Virginia Beach, VA - Another side-effect of soaring gas prices is the effect it's having on home care for seniors and people with disabilities. Lakeisha Branch, Virginia Beach, is a personal care attendant, and making the half-hour trip to her client's home, sometimes twice a day, is putting her in a pinch. Like most PCAs, Branch makes less than $9 an hour, mileage not included. That's a rate set by the state budget, and Branch says gas costs are hitting so hard that even her client is calling Richmond for help.

"She's voiced her opinion plenty of times for raises and stuff, but that's a process we have to go through as caregivers to get that if we want that."

Branch could take the bus, but that would turn her 30-minute commute into a three-hour trip.

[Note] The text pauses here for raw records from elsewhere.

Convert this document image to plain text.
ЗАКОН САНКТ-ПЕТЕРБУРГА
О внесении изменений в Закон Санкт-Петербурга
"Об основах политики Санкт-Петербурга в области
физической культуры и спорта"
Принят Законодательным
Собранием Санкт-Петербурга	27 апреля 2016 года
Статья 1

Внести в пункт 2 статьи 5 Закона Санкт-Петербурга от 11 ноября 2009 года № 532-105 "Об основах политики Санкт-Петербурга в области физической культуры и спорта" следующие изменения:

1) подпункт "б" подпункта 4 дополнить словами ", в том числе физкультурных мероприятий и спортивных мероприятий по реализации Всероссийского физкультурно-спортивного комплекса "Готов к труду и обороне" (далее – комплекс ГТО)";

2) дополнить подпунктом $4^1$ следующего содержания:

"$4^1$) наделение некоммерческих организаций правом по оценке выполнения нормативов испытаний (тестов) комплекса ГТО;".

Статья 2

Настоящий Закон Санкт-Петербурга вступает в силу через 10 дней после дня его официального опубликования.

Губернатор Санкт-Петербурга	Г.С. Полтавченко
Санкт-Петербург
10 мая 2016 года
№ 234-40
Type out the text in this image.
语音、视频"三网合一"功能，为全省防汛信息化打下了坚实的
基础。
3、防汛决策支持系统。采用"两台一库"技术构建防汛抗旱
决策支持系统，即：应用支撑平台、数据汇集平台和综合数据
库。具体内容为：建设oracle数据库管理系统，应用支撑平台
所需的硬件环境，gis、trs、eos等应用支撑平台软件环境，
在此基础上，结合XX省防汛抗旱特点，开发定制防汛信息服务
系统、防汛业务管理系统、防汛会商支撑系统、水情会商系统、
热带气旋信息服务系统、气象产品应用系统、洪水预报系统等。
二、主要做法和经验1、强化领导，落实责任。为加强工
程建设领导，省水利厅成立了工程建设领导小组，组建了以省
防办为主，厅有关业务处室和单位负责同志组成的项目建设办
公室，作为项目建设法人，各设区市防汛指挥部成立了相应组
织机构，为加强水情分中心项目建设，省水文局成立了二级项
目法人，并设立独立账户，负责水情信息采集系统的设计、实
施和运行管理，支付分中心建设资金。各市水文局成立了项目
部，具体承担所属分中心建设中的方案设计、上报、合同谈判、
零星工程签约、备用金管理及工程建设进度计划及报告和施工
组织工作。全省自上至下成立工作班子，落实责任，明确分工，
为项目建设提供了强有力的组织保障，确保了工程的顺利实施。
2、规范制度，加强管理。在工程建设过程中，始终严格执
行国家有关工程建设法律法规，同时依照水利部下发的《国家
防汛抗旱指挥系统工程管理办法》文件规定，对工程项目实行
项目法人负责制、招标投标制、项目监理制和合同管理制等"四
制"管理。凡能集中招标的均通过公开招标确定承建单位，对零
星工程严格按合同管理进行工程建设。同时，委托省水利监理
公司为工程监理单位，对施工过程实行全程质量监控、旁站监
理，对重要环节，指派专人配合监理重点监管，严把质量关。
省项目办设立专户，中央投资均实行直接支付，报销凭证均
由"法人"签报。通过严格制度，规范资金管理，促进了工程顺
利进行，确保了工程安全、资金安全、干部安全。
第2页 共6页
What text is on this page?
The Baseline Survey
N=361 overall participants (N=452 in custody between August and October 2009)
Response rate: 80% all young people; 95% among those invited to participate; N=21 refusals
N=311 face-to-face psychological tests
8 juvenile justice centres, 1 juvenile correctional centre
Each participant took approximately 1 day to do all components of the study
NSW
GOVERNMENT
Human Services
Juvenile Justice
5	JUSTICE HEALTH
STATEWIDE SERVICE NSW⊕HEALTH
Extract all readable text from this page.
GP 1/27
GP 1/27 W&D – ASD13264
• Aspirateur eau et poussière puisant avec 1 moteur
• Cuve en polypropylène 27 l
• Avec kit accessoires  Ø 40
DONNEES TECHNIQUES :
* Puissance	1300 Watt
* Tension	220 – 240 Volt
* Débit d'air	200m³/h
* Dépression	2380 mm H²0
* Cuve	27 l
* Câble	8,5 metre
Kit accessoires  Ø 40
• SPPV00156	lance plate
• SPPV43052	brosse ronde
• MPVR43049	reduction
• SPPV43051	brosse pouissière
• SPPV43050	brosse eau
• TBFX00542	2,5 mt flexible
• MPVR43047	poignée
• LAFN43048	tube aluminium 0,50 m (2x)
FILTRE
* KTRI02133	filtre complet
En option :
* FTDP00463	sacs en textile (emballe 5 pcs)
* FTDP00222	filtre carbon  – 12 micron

With children of her own, she can't leave earlier, so using public transportation would leave her client without care until later in the day.

"I had to discuss that with her, because on certain days she wants to go to breakfast at her community room in the morning, and she wants to be there on time. She can't be going to breakfast at 11 o'clock -- it's lunch time then! And who wants to be laying in bed until 11 o'clock?"

Branch and her husband share a single vehicle, and he works two jobs. They spend as much on gas as groceries, and if gas prices keep going up, she says she'll have no choice but to take the bus and collect empty cans on her way to the bus stop to turn in for the deposit.